Sylvester resident Sarah Senkbeil promotes new her book "Company's Coming" during a book signing at Margaret Jones Public Library in Sylvester Thursday. Senkbeil's book recounts her life growing up in Worth County.
SYLVESTER -- Sarah Senkbeil has worked in a number of arenas during her life, from child care to cosmetics to swimming teacher.
Now she's an author.
Senkbeil, 82, is currently in the process of promoting her first book, "Company's Coming."
The book, which was in the working stages for several years, tells about what it was like for her growing up on her family's farm in Worth County with her three siblings -- two brothers and a sister -- in the 1930s and 1940s.
"It's about what we did on the farm," she said. "I wrote it to share with people. When people read it, it brings back memories."
The book discusses the planting of tobacco, cotton and melons as well as the care of the family's mules, cows, chickens and hogs.
Senkbeil said her family even made their own soap out of leftover grease.
"Everything that needed to be done, we did it," she said. "We had to make what we used, as a rule. We rarely bought our own soap."
Senkbeil said her primary duty was to carry around water as needed, but she did a little of everything.
"My duty was to do what was told of me to do," she said.
Her childhood was one that started off with no radio or even electricity in the home. Eventually, the family did acquire a radio -- but it was only listened to on Saturdays.
"Any time we had company, no matter who it was, our mother cooked a big dinner," Senkbeil recalled, explaining her book's title.
The book has been selling since June. It was initially written in pen and pencil before Senkbeil took it to a typewriter. It was completed on several devices since she had to use whatever typewriter was available at the time.
Eventually, she received help from some people working at a local public library on how to use a computer so that it would be on a format that was publishable. When a neighbor was getting rid of her computer for a later model, Senkbeil managed to get ahold of the hardware she was replacing -- and got the manuscript typed up on that device as well.
So far, "Company's Coming" has received positive response from those who have read it.
"Most people have told me that they don't have the money to buy it, but they will when they've saved up," Senkbeil said. "It stirs people's memories.
"Everyone who reads it tells me they enjoy it. Most people are saying they enjoy it."
The author said her ultimate goal in writing the book was to educate younger generations on what life was like back then, and what lessons can be learned from it.
"I wanted my children to know what to do," Senkbeil said. "That was one of the reasons I wrote it.
"It's about history, but it's about survival. Use whatever you have to, and use your mind. Make do with what you have, but stay busy."
The author has done at least one book signing in Sylvester, and another is scheduled for today at the Lee County Public Library in Leesburg from 2 p.m.-4 p.m.
The book is currently available at Adams Drug Store in Cordele, Warwick Drugs in Warwick, The Medicine Shoppe in Sylvester and Jenny's Dress Shop in Sylvester.
In her spare time, Senkbeil runs a custom I.D. service and makes laminated obituary bookmarks.
"I'm never without something to do," she said.
In her days as a child care provider, she even designed what she called a "Safety Trike Stand," which was used to mount a tricycle in order for it to remain stationary while the child was riding it.
"With a lot of children in the room, you have to entertain them," Senkbeil said. "I would have five or six running in the room all the time."

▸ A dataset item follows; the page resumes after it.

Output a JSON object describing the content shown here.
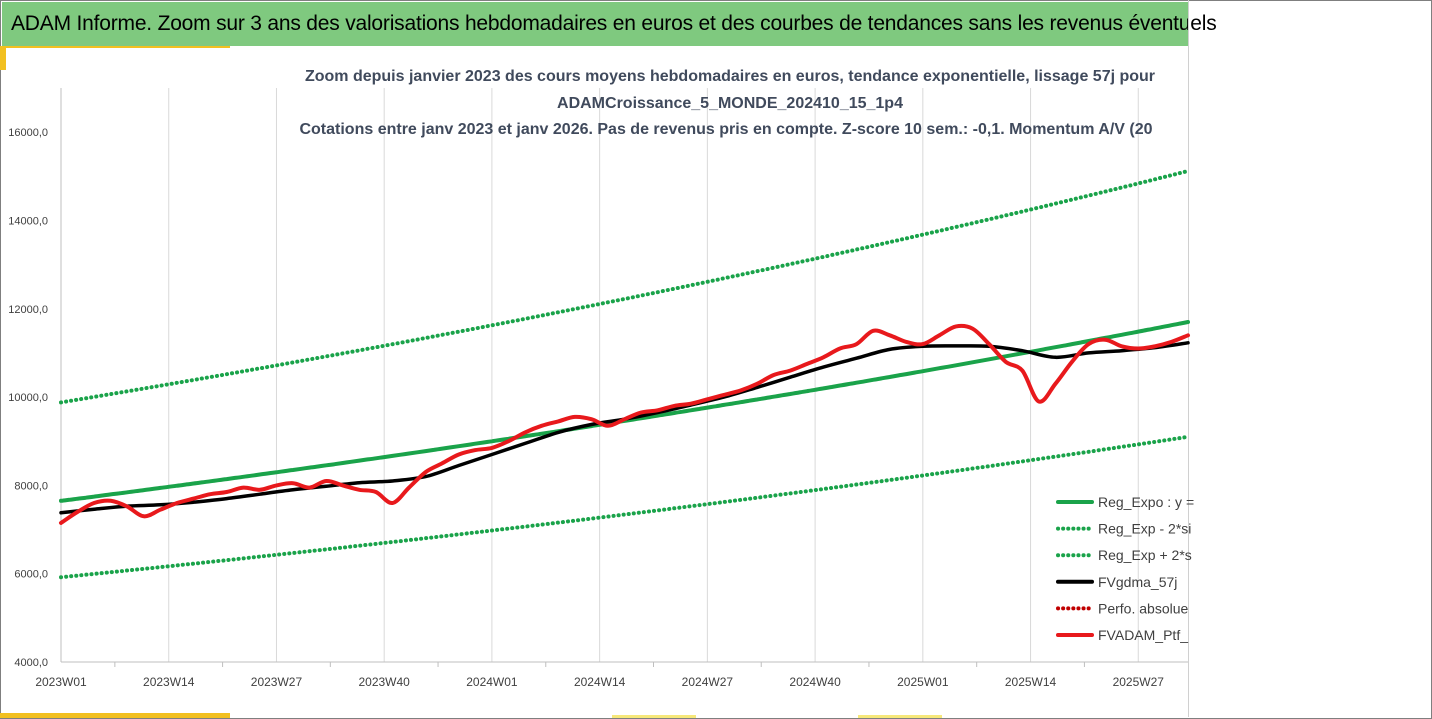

Senkbeil said she has just started writing another book entitled "Waiting for the Call," which focuses on the need for a person to fill in the time they have while they can.

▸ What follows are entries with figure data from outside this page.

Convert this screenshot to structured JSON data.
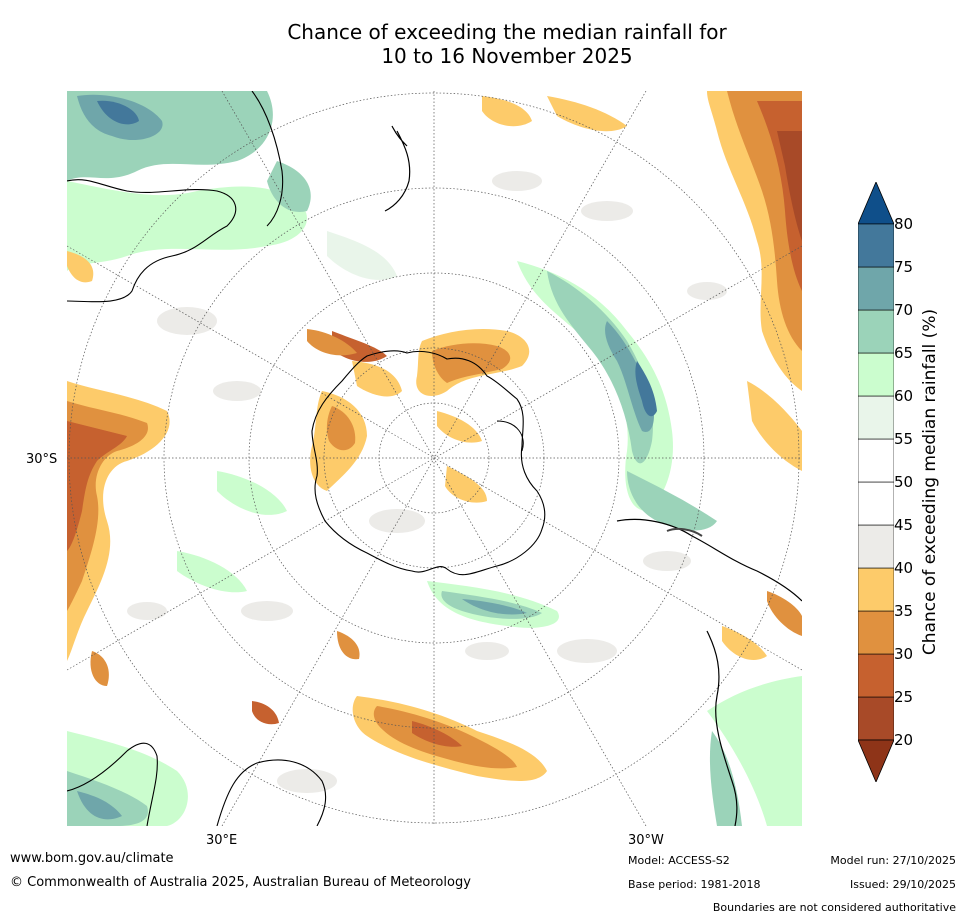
{
  "title": {
    "line1": "Chance of exceeding the median rainfall for",
    "line2": "10 to 16 November 2025"
  },
  "map": {
    "lat_label": "30°S",
    "lon_label_east": "30°E",
    "lon_label_west": "30°W"
  },
  "colorbar": {
    "label": "Chance of exceeding median rainfall (%)",
    "ticks": [
      "20",
      "25",
      "30",
      "35",
      "40",
      "45",
      "50",
      "55",
      "60",
      "65",
      "70",
      "75",
      "80"
    ],
    "colors": [
      "#a84a28",
      "#c6612f",
      "#e0913f",
      "#fdcb6a",
      "#ecebe8",
      "#ffffff",
      "#ffffff",
      "#e9f5ea",
      "#cbfdce",
      "#9bd3b9",
      "#6fa6aa",
      "#43789b"
    ],
    "low_extension_color": "#8e3418",
    "high_extension_color": "#0f4f8a"
  },
  "footer": {
    "url": "www.bom.gov.au/climate",
    "copyright": "© Commonwealth of Australia 2025, Australian Bureau of Meteorology",
    "model": "Model: ACCESS-S2",
    "base_period": "Base period: 1981-2018",
    "model_run": "Model run: 27/10/2025",
    "issued": "Issued: 29/10/2025",
    "disclaimer": "Boundaries are not considered authoritative"
  }
}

"We didn't ask to be born or be a man or a woman, but one day, He will take us home for a purpose," Senkbeil said. "All we are doing is waiting for the call."
"Company's Coming" is also available through its publisher, Father & Son, in Tallahassee, Fla.
Senkbeil currently lives in Sylvester. She has four children, 13 grandchildren, four step-grandchildren, six great-grandchildren and one step-great-grandchild.